Having selected a specific type of financing, users click through to see all the available sources of that type of financing.
The Navigator is available on the Shell Springboard website.
Another gloomy stat reveals that around one in eight men in the UK suffer from prostate cancer at some point in their lives, and that three quarters of men over 70 suffer from benign prostate enlargement.
However, an advance from scientists at Imperial College London looks set to improve doctors’ ability to diagnose the condition and the solution is based around haptics, which recreate sensations of touch.
Rectal examinations are necessary to diagnose prostate cancer and involve a medic placing their index finger into the anus and feeling the prostate gland, which is a walnut-size gland that sits below a man’s bladder. It can be felt just inside the anus, through the rectal wall. According to Imperial, a rectal examination is often the first test a doctor or nurse uses to recognise a problem prostate and determine whether to send a patient for further tests.
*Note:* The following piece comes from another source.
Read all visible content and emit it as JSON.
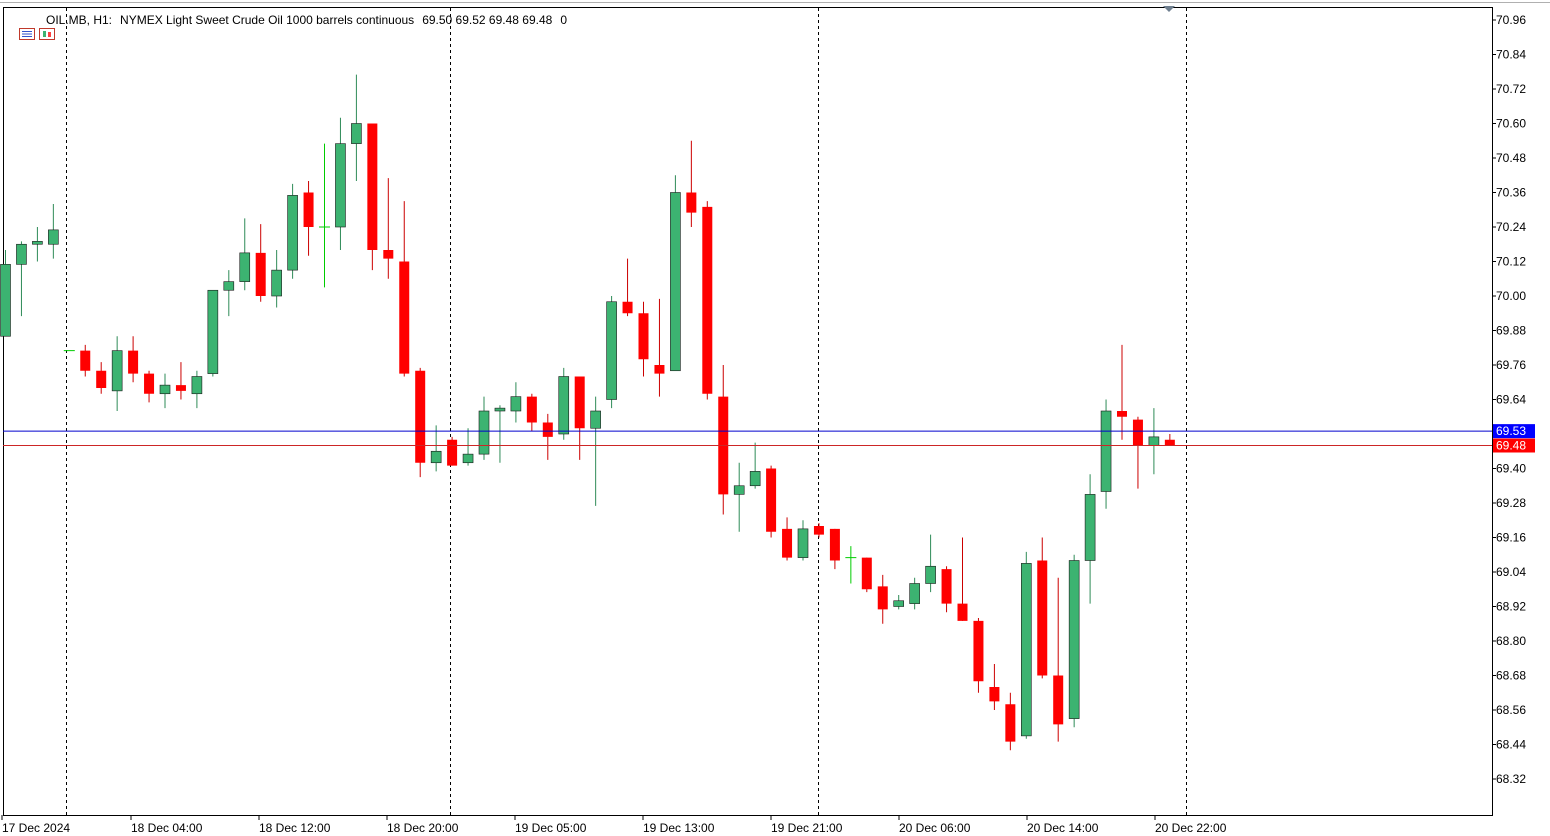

The so-called robotic rectum consists of prosthetic buttocks and rectum with in-built robotic technology. The device recreates the feel of a rectum, as well as providing feedback on their examination technique. The device contains small robotic arms that apply pressure to the silicone rectum, to recreate the shape and feel of the back passage.
When using the trainer, a doctor inserts a finger inside a silicone thimble attached to robotic technology able to recreate the exact sensation of the human rectum.
A computer screen behind the device can display a 3D model of the rectum and prostate, allowing the doctor, with the aid of 3D glasses, to see the anatomy while they perform the examination.
The technology – which is now being adapted for gynaecological exams – is to be presented at the Eurohaptics conference that takes place this week at Imperial.
Prostate cancer across the UK
- Prostate cancer is the most common cancer in men.
- Over 47,000 men are diagnosed with prostate cancer every year – that’s 130 men every day.
- Every hour one man dies from prostate cancer – that’s more than 10,800 men every year.
- 1 in 8 men will get prostate cancer in their lifetime.
- Over 330,000 men are living with and after prostate cancer.